A tiger’s footprint on the mud road

A Jeep crossed our Canter and the driver said they have heard “warning calls” from other animals near the other end of the lake. “When tigers are visible and around, deer and birds give ‘warning calls’. We should listen to them to spot the tiger — that’s why you all should keep quite”, and with that all of us shut our mouths and started looking out for tigers. We only saw a group of wild hogs running around. Here a fox, there a hyena, but no tigers.

On the way, our careful guide noticed fresh Tiger footprints on the mud road. “She should have just crossed this place and should be somewhere around here” and with that we waited for 20 minutes. That quiet waiting time helped us observe the forest closely. First we noticed a huge white butterfly and then many other species — it was clear that the jungle had amazing variety of flora and fauna. A Sambar deer came near our vehicle and suspiciously looked at us. Another jeep crossed and they said that they heard “warning calls” near the lakeshore. Our driver rushed to the huge Padam Talao lake.

A beautiful butterfly deep inside the forest

In the lakeshore, a surprise awaited us: a 10-foot crocodile was taking sunbath in the shore. And we could notice large ripples of water in the lake — which could mean many such crocodiles in that one single lake!

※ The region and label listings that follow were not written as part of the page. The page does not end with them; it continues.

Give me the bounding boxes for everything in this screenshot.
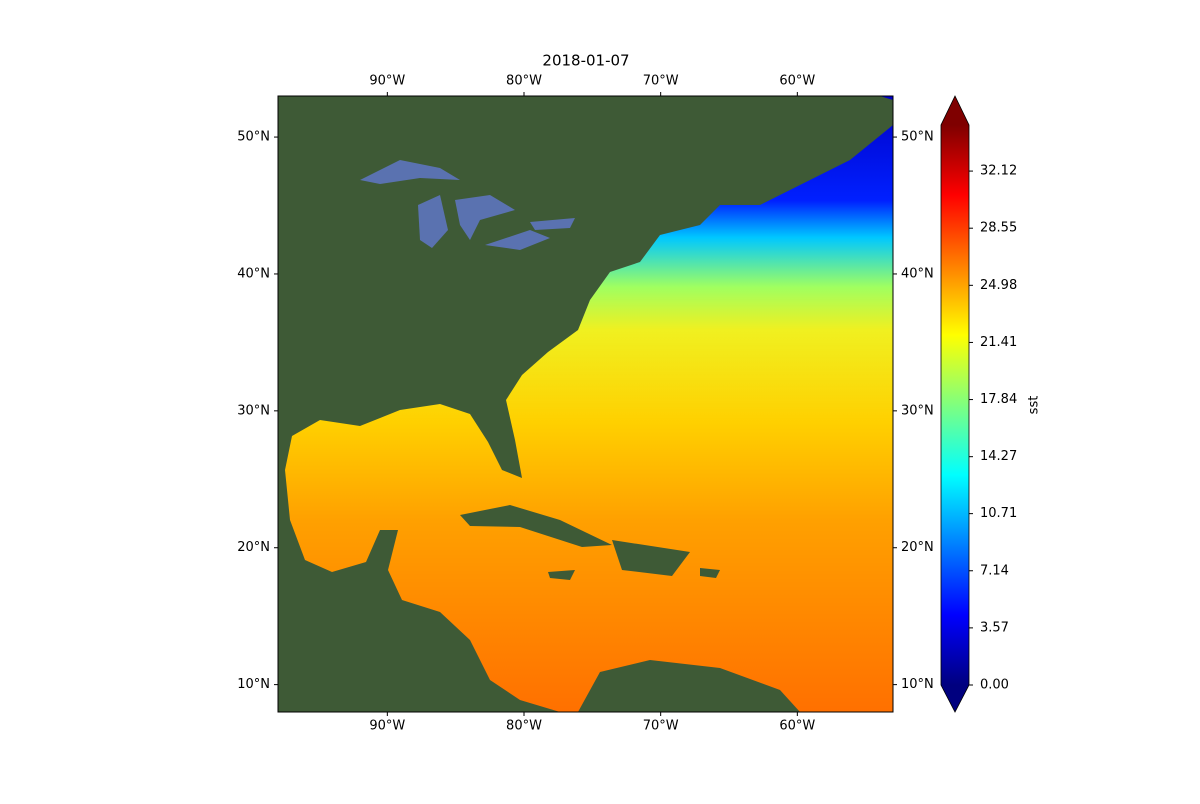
lake [360, 160, 460, 184]
y-tick-label: 10°N [237, 677, 270, 692]
x-tick-label: 80°W [506, 74, 542, 89]
y-tick-label: 10°N [901, 677, 934, 692]
y-tick-label: 40°N [237, 266, 270, 281]
x-tick-label: 60°W [779, 74, 815, 89]
y-tick-label: 50°N [901, 130, 934, 145]
x-tick-label: 90°W [369, 74, 405, 89]
colorbar-tick-label: 0.00 [980, 678, 1009, 693]
lake [418, 195, 448, 248]
land [548, 570, 575, 580]
colorbar-tick-label: 28.55 [980, 221, 1017, 236]
colorbar-frame [940, 95, 970, 713]
colorbar-tick-label: 7.14 [980, 563, 1009, 578]
colorbar-tick-label: 17.84 [980, 392, 1017, 407]
y-tick-label: 30°N [901, 403, 934, 418]
lake [455, 195, 515, 240]
lake [530, 218, 575, 230]
colorbar-extend-max [941, 96, 969, 125]
map-title: 2018-01-07 [542, 52, 629, 70]
colorbar-tick-label: 21.41 [980, 335, 1017, 350]
colorbar-extend-min [941, 685, 969, 712]
colorbar-label: sst [1027, 396, 1042, 415]
colorbar-tick-label: 3.57 [980, 620, 1009, 635]
land [278, 96, 893, 712]
colorbar [941, 125, 969, 685]
y-tick-label: 20°N [901, 540, 934, 555]
y-tick-label: 30°N [237, 403, 270, 418]
y-tick-label: 20°N [237, 540, 270, 555]
colorbar-tick-label: 10.71 [980, 506, 1017, 521]
x-tick-label: 80°W [506, 719, 542, 734]
colorbar-tick-label: 14.27 [980, 449, 1017, 464]
map-frame [277, 95, 894, 713]
colorbar-tick-label: 32.12 [980, 164, 1017, 179]
x-tick-label: 90°W [369, 719, 405, 734]
land [700, 568, 720, 578]
x-tick-label: 60°W [779, 719, 815, 734]
land [578, 660, 800, 712]
y-tick-label: 40°N [901, 266, 934, 281]
x-tick-label: 70°W [643, 74, 679, 89]
map-image [278, 96, 893, 712]
colorbar-tick-label: 24.98 [980, 278, 1017, 293]
land [460, 505, 612, 547]
y-tick-label: 50°N [237, 130, 270, 145]
land [612, 540, 690, 576]
lake [485, 230, 550, 250]
x-tick-label: 70°W [643, 719, 679, 734]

In search of the tiger, we forgot to look at the breathtaking views of the huge lakes and ancient forts in front of us.

It was evening and the orange sunlight was partly blocked by white clouds. In the side were tall winding hills with an ancient fort on top of that (with the background voice of our guide: “This fort was built in 10th century and is 7 kilo-meters long. It overlooks Rann and adjoins Thambore and that’s why it’s called Ranthambore”). We could also find many old man-made structures that are now crumbling. The evening sunlight made colorful hues and the added effect was the background noise of parrots and birds. Gentle breeze touched us. Add to it the crocodiles silently swimming in the lake at the foot of the hill. That made for a mesmerizing scene and reminded me of Rudyard Kipling’s Seoni forest in which his Mowgli story was set.

A crocodile in the Padam Talao lakeshore
The “crocodile-infested” Padam Talao lake

A Jeep wheezed past us and the driver shouted “we saw the tiger” and theirs was Track 2. Our guide told that ours was also on the same track, but somehow missed it.

After the safari, we realized that we were in a mess with lots of sand dust settled on us. With no good restaurants nearby, we managed to eat whatever we could get for that day. Also the “red-and-black stripes” eluded us. Nevertheless, it was best wildlife safari for us — we’re keen to visit Ranthambore again, not in search of tigers but to see the spectacular Padam Talao lake!